Picture of Runnymede Council logo
Runnymede has increased the number of services available online

Case study: Runnymede Borough Council

The Surrey council decided on a two-stage process to make its web site accessible and therefore meet government requirements

Written by Kim Thomas

A number of government mandates have come the way of local councils in recent years: the Freedom of Information Act, the requirement to make local services available online, and the e-government interoperability framework, which requires unstructured information to be tagged according to an agreed standard. And like other service providers, councils now have to comply with the requirements of the Disability Discrimination Act to make web sites accessible to disabled people.

With 350 employees, and responsibility for 78,000 residents, Runnymede Borough Council in Surrey decided on a two-stage process to meet the requirements.
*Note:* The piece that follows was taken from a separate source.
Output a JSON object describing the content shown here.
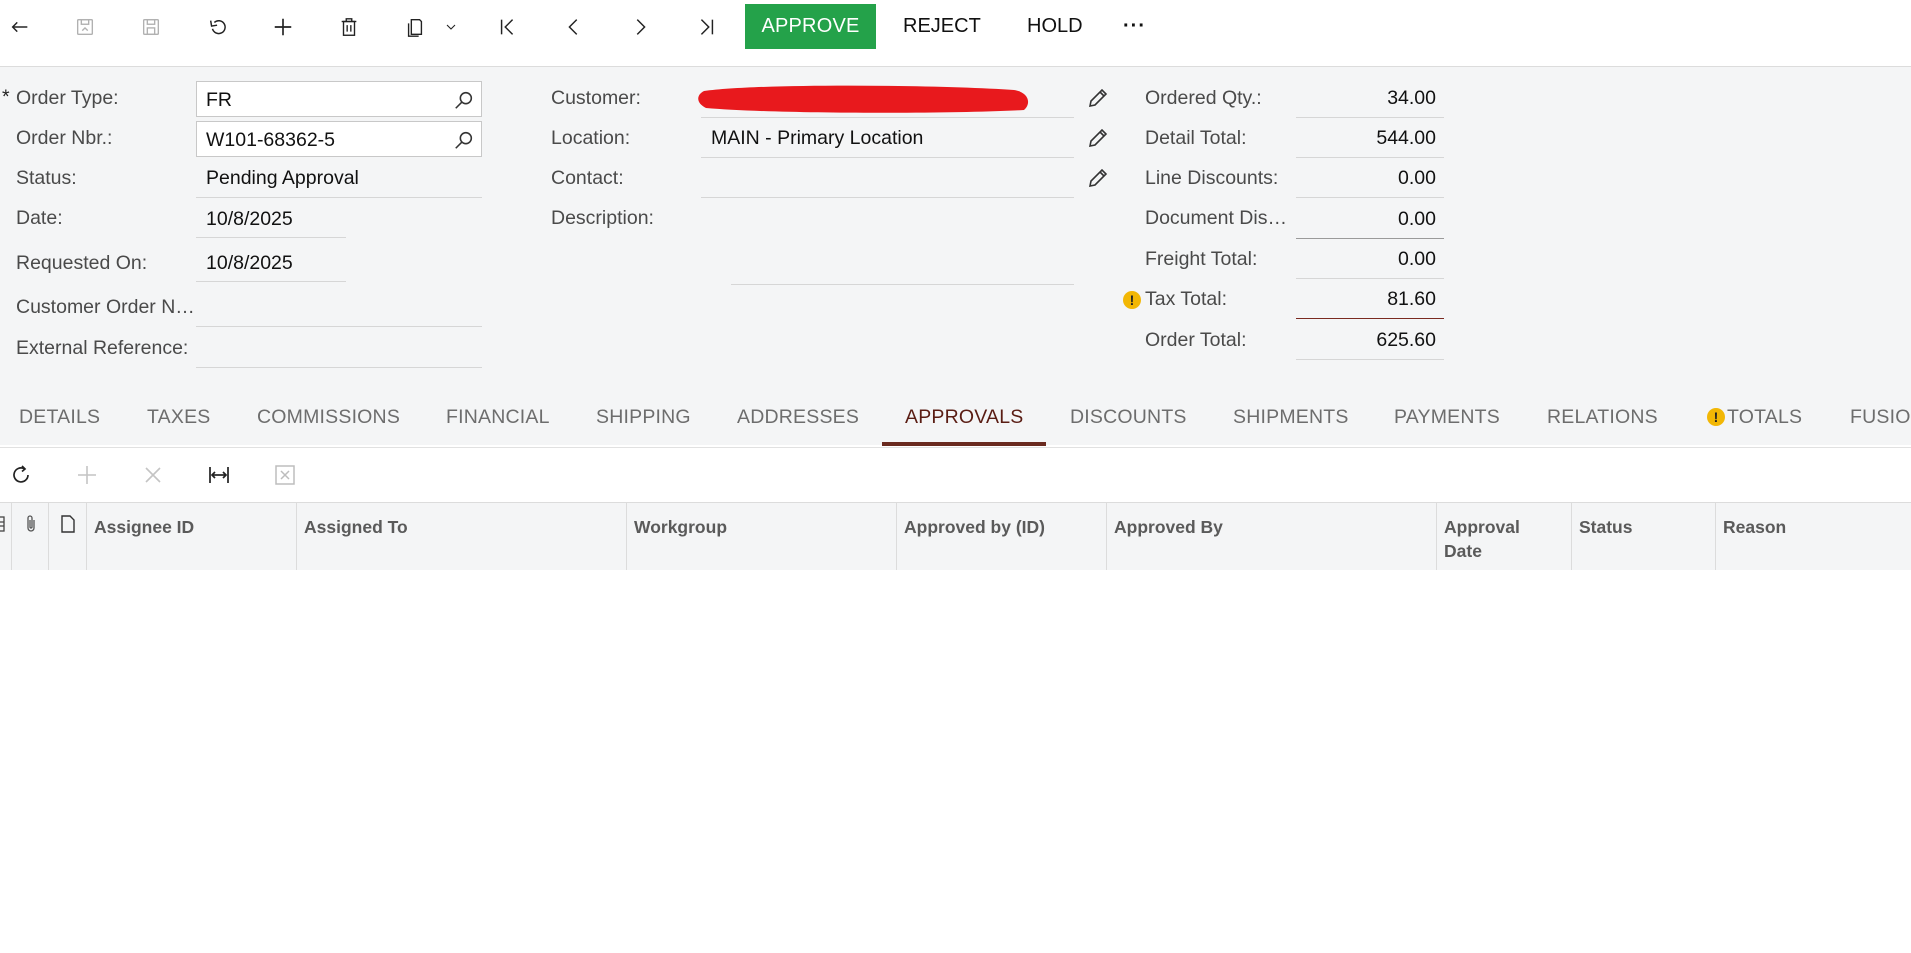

In 2001, it implemented Vignette’s integrated document management (IDM) system, which enabled it to introduce automated workflow processes and to categorise information more clearly.

A large proportion of the paper documentation that is now received by the council, such as correspondence about benefits and council tax, is scanned in and dropped straight into the workflow process, allowing staff to view and deal with the documents electronically. Staff working on a particular case can see all the information on that case grouped together, held in a virtual folder.

The second stage, now under way, is implementation of Vignette Access Portal (VAP), which includes a content management module that will be integrated with the IDM. The council wanted not just to meet government requirements to put services online, but to change the way staff worked, says Nigel Watson, Runnymede’s head of IT.

‘We were a very traditional authority in terms of working in silos, and we were looking to break out of that, to bring the information together and to match it up, and to provide a joined-up service to the public,’ he says.

The introduction of VAP has allowed the council to consolidate several internet and intranet sites into one. It can now provide users, through the web site, the same information to which staff have access.

The availability of services online has seen a large increase in the numbers using those services, rather than a transfer from the old channels to the new one.

‘We do not get the full benefit a commercial organisation might,’ says Watson. On the other hand, he says: ‘Clearly the democratic process is working.’